Marco Forgione, direttore generale del Chartered Institute of Export and International Trade di Londra, sembra avere una visione ben più realista e meno ottimista. Forgione ha notato che, nell’ultima settimana, non solo per le petroliera ma anche per i portacontainer, il costo assicurativo per transitare da Hormuz è salito di circa il 60%. Grande novità.

Nel frattempo, i porti degli Emirati si stanno pian piano riempiendo di mercantili in attesa che arrivi il “periodo di calma”, un concetto apparentemente astratto in questo angolo di mondo. E come ciliegina sulla torta, i continui blackout dei segnali satellitari, probabilmente causati dalla guerra, hanno già provocato una collisione tra due petroliere proprio vicino a Hormuz.
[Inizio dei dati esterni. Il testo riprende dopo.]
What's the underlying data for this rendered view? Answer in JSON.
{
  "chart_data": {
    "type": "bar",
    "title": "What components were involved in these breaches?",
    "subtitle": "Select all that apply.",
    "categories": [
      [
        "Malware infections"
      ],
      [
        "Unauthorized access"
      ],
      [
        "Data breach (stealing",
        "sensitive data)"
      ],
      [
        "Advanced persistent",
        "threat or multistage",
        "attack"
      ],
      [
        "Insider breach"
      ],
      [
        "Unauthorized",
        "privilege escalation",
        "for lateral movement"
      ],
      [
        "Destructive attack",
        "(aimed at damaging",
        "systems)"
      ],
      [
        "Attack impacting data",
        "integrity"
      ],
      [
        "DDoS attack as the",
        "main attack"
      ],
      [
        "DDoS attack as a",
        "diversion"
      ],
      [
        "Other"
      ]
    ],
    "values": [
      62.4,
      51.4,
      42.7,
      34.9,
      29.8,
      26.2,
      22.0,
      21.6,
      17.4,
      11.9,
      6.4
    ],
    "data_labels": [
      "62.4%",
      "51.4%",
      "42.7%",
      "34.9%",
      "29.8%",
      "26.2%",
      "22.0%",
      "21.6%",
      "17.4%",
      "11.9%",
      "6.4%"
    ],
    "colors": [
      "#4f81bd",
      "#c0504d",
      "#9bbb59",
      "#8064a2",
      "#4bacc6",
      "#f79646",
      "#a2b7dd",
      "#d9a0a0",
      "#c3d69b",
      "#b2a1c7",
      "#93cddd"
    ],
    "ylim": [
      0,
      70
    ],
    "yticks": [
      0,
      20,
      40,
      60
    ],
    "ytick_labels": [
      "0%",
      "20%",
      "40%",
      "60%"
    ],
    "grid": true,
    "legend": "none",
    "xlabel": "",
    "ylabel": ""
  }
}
Non male come performance, vero?

Marco Forgione ha dichiarato:

«Abbiamo tensioni e un’incertezza enorme proprio all’ingresso del Golfo Persico e del Mar Rosso, dovute agli Houthi, mentre gli Stati Uniti rimettono in discussione l’intero sistema commerciale mondiale. È una minaccia esistenziale per l’economia globale.»

Insomma, mentre tutti si affannano a parlare di “globalizzazione” e “sistemi aperti”, qualcuno si diverte a trasformare quel sistema in un gigantesco tabellone di Rischio – versione reale. Un’inevitabile miscela di assurdità geopolitiche, costi alle stelle e traffico bloccato, sullo sfondo di uno scenario internazionale che più instabile non si può.